Australia’s government is unlikely to introduce further major fiscal stimulus as the country grapples with the economic fallout from the coronavirus outbreak, according to Cormann.
“We’ve now put in place measures that represent about 16.4% of our GDP,” Cormann said. “While there might still be some adjustments along the way … in terms of major measures, this is it.”
“We’re providing support for six million workers through this JobKeeper program and that is about half the Australian workforce,” Cormann said.
Still, he said that a line has to be drawn when it comes to temporary visa-holders.
“The expectation always is that they are able to support themselves in Australia, while in Australia, either to work through their savings or by accessing their superannuation,” Cormann said. “For those who can’t do that, our very strong advice to them is that they should return home.”
Superannuation in Australia is money set aside by a person’s employer over the course of the individual’s working life for them to live on upon retiring.
Commenting on Australia’s debt position, Cormann said it was “very comfortable” on an international basis.
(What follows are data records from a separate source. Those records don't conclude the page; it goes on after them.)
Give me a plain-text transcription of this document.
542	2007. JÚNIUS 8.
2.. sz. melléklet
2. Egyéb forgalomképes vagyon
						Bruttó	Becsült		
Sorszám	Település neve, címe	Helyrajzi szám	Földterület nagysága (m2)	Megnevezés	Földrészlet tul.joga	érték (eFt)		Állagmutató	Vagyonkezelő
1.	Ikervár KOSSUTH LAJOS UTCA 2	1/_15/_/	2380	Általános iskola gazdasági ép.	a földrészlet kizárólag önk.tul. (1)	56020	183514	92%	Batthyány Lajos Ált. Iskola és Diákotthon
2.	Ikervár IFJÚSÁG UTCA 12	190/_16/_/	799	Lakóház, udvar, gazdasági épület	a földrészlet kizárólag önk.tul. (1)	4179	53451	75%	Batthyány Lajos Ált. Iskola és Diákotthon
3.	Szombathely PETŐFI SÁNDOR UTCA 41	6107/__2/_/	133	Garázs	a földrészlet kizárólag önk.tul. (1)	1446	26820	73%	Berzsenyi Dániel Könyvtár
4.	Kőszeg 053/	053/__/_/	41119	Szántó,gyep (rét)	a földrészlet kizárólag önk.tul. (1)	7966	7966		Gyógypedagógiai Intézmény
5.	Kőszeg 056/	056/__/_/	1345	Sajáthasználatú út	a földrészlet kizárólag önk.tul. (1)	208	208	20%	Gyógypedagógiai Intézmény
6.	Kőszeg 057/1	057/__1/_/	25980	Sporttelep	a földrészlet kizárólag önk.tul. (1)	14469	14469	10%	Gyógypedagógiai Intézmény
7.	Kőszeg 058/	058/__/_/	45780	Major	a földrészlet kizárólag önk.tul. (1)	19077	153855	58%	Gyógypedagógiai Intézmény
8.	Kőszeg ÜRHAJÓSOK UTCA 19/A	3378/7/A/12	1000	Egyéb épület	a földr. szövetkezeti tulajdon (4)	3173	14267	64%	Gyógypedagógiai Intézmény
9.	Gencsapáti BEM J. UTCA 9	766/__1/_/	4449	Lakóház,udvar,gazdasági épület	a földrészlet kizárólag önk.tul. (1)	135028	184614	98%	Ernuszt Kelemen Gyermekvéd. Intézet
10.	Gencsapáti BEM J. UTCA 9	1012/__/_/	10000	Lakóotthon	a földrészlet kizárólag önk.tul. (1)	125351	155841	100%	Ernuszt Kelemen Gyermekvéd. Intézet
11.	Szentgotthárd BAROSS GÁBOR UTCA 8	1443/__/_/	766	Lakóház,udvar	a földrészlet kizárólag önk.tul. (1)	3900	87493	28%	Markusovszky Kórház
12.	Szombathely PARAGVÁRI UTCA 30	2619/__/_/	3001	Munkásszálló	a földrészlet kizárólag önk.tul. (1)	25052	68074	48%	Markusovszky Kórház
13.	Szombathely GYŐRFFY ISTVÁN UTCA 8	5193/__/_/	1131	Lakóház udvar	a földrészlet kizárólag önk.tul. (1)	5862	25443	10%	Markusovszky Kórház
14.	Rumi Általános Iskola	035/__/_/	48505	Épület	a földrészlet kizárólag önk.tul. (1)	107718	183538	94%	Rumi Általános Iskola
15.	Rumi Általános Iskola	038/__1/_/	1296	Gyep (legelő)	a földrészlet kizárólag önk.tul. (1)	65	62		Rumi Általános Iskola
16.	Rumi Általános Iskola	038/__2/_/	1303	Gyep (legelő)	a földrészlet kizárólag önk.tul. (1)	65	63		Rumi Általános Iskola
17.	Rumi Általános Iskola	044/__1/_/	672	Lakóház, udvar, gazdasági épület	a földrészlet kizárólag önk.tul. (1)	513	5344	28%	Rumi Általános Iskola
He added that the current large expenditure to support the economy, business and jobs are temporary.
“We’re not baking in liabilities into the budget bottom line, we’re not making changes that will impose burdens on the budget over the medium-to-long term on a structural basis,” Cormann said.
As of 3 p.m. local time on April 8, Australia had reported 6,013 cases of the coronavirus and 50 deaths, according to the government’s department of health.
The finance minister said the situation is expected to last for about six months.
“It’ll be great if it was less, but we will be entirely guided by the medical advice here,” he said. “We would never gratuitously want to close sections of our economy if it wasn’t required for health reasons to save lives.”